Alicia Adamerovich: This is the time of the hour

1227 North Highland Ave Los Angeles, CA 90038
Jan 28, 6 PM - 8 PM — ends Mar 11, 2023
Kohn Gallery is pleased to announce the solo exhibition of Brooklyn-based artist Alicia Adamerovich. This will be Adamerovich’s inaugural show with the gallery, and will be on view concurrently with Frieze Los Angeles. In This is the time of the hour, Adamerovich studies themes of overwhelm through introspective alien landscapes and wood sculptures that traverse the subconscious, inviting her audience to visualize their own psychological state.

The landscapes – seemingly barren with their darkened color palette and unsettling, organic surfaces of pumice, wax, and sand – come gracefully alive with radiant orbs and spiraling, structured appendages. Works like Blessed be thy cavity communicate the duality of seen and unseen, or as Adamerovich writes, “connections between emotion and the dichotomy of familiarity and alienation.”

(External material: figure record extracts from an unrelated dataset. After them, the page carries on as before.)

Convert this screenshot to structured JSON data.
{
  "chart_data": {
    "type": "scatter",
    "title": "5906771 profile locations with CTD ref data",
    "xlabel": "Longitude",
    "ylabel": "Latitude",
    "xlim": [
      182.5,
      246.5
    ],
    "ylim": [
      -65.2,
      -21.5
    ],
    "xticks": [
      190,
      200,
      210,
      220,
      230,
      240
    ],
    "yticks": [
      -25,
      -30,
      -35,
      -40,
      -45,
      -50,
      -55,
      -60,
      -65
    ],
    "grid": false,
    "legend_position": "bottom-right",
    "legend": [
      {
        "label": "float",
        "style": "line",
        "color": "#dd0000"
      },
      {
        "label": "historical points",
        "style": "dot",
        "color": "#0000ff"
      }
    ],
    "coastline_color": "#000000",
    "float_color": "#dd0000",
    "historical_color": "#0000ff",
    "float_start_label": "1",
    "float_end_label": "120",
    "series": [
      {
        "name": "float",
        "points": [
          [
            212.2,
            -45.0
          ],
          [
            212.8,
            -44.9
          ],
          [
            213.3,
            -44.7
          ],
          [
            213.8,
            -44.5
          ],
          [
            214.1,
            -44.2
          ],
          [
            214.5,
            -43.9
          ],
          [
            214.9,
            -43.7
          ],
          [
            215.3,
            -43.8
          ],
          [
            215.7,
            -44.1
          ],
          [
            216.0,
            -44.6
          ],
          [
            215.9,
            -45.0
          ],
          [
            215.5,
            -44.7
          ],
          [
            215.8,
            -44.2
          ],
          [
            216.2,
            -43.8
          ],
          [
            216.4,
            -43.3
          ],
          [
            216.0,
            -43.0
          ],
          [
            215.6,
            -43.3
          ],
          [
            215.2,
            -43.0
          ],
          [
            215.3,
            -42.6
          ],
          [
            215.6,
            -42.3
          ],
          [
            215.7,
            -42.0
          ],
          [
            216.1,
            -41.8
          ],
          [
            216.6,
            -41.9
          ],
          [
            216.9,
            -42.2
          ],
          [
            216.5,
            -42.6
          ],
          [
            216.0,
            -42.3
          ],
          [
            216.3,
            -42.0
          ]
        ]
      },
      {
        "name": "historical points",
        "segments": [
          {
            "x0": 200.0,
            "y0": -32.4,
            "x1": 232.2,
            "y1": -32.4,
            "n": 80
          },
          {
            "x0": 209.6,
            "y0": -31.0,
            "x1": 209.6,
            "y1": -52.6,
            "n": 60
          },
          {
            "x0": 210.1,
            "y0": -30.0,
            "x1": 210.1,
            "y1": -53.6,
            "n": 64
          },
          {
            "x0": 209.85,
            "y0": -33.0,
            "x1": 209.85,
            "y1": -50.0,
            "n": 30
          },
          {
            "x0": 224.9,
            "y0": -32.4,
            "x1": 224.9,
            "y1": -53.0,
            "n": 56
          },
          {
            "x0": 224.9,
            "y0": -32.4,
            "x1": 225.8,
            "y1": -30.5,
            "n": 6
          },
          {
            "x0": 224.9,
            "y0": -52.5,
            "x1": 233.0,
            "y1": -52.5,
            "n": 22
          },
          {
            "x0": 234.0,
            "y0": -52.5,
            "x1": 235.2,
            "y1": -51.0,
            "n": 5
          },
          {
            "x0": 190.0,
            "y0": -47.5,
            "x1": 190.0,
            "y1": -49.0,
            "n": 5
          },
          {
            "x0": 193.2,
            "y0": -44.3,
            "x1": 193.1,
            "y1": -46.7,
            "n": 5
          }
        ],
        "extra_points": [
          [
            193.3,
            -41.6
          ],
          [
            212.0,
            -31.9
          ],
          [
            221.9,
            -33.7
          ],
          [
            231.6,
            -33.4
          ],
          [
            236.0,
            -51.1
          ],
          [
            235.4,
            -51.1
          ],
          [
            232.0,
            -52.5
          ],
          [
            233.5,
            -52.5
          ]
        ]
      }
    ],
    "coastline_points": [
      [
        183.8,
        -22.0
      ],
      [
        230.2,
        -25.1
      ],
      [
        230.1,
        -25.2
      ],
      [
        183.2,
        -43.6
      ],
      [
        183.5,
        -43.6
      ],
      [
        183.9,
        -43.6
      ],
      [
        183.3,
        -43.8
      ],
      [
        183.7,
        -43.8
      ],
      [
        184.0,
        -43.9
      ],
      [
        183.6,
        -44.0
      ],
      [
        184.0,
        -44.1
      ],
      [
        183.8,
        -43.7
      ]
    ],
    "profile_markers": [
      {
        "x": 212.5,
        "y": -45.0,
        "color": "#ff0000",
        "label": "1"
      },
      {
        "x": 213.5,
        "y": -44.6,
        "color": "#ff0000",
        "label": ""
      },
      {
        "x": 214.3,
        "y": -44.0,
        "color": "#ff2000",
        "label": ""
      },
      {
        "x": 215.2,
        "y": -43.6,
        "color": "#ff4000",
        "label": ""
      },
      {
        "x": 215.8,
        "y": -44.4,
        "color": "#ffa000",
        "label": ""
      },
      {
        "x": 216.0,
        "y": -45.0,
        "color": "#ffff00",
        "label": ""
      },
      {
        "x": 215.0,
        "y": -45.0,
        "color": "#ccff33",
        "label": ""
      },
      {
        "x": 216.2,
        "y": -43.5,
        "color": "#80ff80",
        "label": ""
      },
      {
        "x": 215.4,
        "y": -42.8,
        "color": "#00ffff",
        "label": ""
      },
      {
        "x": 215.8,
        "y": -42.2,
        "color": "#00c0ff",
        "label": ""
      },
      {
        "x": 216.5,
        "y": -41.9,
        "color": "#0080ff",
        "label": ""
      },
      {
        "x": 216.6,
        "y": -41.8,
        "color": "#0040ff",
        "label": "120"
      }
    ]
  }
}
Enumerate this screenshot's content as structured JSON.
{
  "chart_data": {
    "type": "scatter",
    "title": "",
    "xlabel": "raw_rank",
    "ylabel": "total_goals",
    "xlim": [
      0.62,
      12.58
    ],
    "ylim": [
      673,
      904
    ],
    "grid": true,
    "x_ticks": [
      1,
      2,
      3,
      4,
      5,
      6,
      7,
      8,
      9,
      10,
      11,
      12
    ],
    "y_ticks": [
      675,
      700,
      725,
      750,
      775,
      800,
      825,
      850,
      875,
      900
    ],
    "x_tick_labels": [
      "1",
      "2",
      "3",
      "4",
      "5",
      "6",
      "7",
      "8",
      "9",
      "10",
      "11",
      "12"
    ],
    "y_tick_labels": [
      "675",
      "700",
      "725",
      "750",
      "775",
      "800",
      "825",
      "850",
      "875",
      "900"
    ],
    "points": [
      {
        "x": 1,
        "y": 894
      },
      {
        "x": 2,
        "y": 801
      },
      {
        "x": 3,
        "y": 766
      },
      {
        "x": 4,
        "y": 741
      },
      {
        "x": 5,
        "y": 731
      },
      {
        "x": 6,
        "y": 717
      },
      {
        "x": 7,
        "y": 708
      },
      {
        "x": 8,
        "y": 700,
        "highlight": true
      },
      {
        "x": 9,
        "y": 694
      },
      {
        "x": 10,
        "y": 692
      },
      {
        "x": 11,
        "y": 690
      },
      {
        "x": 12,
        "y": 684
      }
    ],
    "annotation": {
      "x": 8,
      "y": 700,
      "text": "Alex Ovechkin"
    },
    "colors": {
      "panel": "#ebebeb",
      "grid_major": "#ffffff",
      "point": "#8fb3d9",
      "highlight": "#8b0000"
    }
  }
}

Stylistically, the protruding and recessing contours carry over to sculpture as seen in Blaring in a vacuum. Adamerovich’s overlapping painting and sculptural practices harkens back to Surrealist artist Meret Oppenheim who integrated natural materials across her body of work. These amorphous shapes are anthropomorphic and seductive in nature with soft curvatures alternately drawn from the realms of the arboreal, anatomical, and fantastical.

The physicality of Adamerovich’s process allows for an interplay between interpretations of negative space and interior illuminations. Beyond self-reflection, other references guiding This is the time of the hour are the forests of her hometown in western Pennsylvania, creatures in an 80s sci-fi feature, and ancient artifacts. The natural quality of the recycled wood is revived in futuristic forms, manipulated into uncanny, horn-like structures. Analogous to a hellmouth, the abstracted collapsing rings echo Frank Stella’s phantasmagoric experimentations, as well as remnants of the Mono-ha movement.

“These forms represent thoughts and feelings,” Adamerovich explains. “I’m not trying to remake anything from our physical world; everything I’m making is psychological.”

Adamerovich’s work recalls the dreamlike renderings of Agnes Pelton, and Georgia O'Keefe's color sensibility. The voyeuristic portals found in her work articulated through surreal tenebrosity allow a glimpse into something strangely intimate and private, though welcoming of individual interpretation: “Although the experiences I’m able to create are personal, I think the ‘hard-to-place-ness” of being alive is universal in its absolute ridicule. Absurdity is a deeply familiar sensation and it runs deep throughout. It has everything to do with living in today's world.”